We have acknowledged that our relationship with alcohol needs to be reevaluated, we have taken the steps to begin our path to sobriety, and we have recognized that life can be pretty damn fun while sober. The next myth has been part of our makeup for as long as we can remember. It started with our parents talking about it, and then as we approached adulthood adapted it into our lives because we figured there had to be something to it. As we walked through the adult world, we began to believe it to be true to such an extent that we posted about it, talked about it, took pictures of it, and even bragged about it.
Sobriety Myth #5: I deserve a drink
At the end of a hard day of work, after dealing with a difficult life event, or simply after struggling to fix that household repair you have been working on, one thing always popped into our minds when we finished and it wasn't even voluntary. "I deserve a drink!" Not only would we say it without thinking about the ramifications that statement held, but we would also proclaim it loudly and anyone around us would agree just as loudly while offering us a high-five to celebrate the accomplishment that warranted such a celebration.
Let's look at this a little closer. I deserve a drink. Alcohol has become such a staple for happiness, we equate it with anything pleasurable or not because it is the one thing that can enhance our already present pleasure or gives us pleasure when we are down. If I am happy I have a drink because I feel good and want to feel better. If I am sad, I have a drink because it will make me feel better. If I am excited I have a drink to celebrate. If I win something I have a drink. If I lose something I have a drink. If I go out I have a drink. If I stay home I have a drink, etc... One thing I began to see clearly towards the end of my drinking days was that I could find a reason to drink in any situation known to man, and I could justify it.
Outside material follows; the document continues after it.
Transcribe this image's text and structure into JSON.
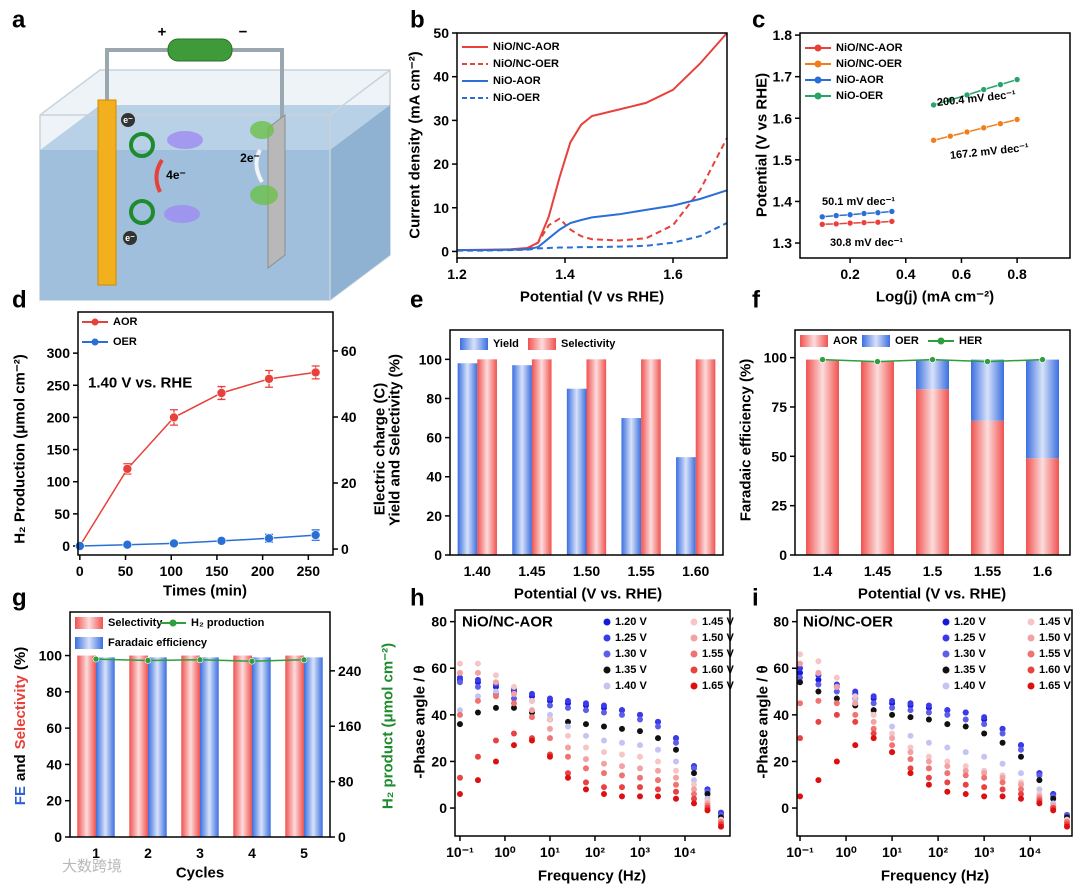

That is why I could never make any of my moderate drinking schemes work. I will only drink on the weekends. Well, something amazing would inevitably happen during the week that would negate that deal and make it okay to celebrate. Or, something horrible would happen that would do the same. I will only drink when I go out. Well, I would either go out a lot more or justify drinking at home because going out was too expensive. The point is, I found a way to always "deserve" a drink.
Let's talk about the ramifications of that drink we deserve so much. We trudge through a horribly trying day at work. We had to put out fires every time we turned around. We dropped the ball on a deadline and our boss chewed us out. Then, when it was time to go home, our boss asked us to stay late for a meeting; a meeting that lasted far to long and accomplished nothing. Finally, we exit the building, walk out to our car, climb inside, and say to ourselves, "I deserve a drink." I mean, we effectively negotiated that horrible day without losing our minds and we are still alive. Let's celebrate.
On the way home, we stop for a bottle of liquor, wine, beer or all three. We drive faster than we should to get home and immediately crack open one of the libations where we take enormous pride in consuming that first deserved drink of alcohol. After, we begin our evening with a drink in hand and drink through the night complaining about our day and celebrating its completion with gusto. We drink so much that eventually we pass out in front of the television and wake up in the middle of the night with a painful crick in our neck. We make our way to bed and pass out again. In the morning we wake up feeling like absolute shit; our head hurts, our mouth is dry and tastes awful; and we feel angry and grouchy. We then remember we forgot to do something and are already too late to do it. This upsets us further because we know we will hear about it later. With as horrible as we feel, we know we are not going to be able to get anything done that day so we figure there is only one thing to do in order to save the day from complete disaster. We have another drink because we deserve that too. That drink turns into another until it is the evening and we have done nothing we had planned. We pass out on the couch again. Wake up feeling like shit, and start the whole process over. We do this until we wake up Monday morning feeling like death and go to work with a piss poor attitude and proclaim how much we hate Mondays to a group of people who feel exactly the same way we do and then we all start talking about having drinks on Friday.
Sobriety Truth #5: I do not deserve a drink
I do not know about you, but I do not deserve to live a life of misery like the one I just described above. I say this cautiously because I know I have done a lot of questionable shit in my time. I know I have not been a model son, citizen, employee, father, spouse, or person in general; but I do know that I do not deserve to live that kind of life. Nobody does, really. So why do we proclaim we do with such bravado? It is one of the most interesting and confusing psychological aspects of the human condition and one that I am not going to solve for you in this blog. What I will do for you, however, is tell you what you do deserve.
We deserve to feel good about ourselves, our day, and our lives. We deserve to wake up feeling healthy, strong, and clear-headed. We deserve to have the energy and confidence to walk through life aware of our actions and the actions of others. We deserve to feel worthy and deserving of a solid career, a successful relationship, and a genuine sense of joy in our lives. We deserve to dream and to pursue those dreams. We deserve to take risks and to be okay if those risks don't pay off. We deserve to surround ourselves with other healthy and like-minded people who support us and who are there for us no matter what. We deserve to live a life that is not clouded and obstructed by a poison that destroys every single effort we make to accomplish every single one of the above-stated desires we strive to achieve. We deserve to live.
I deserve to live well. And so do you.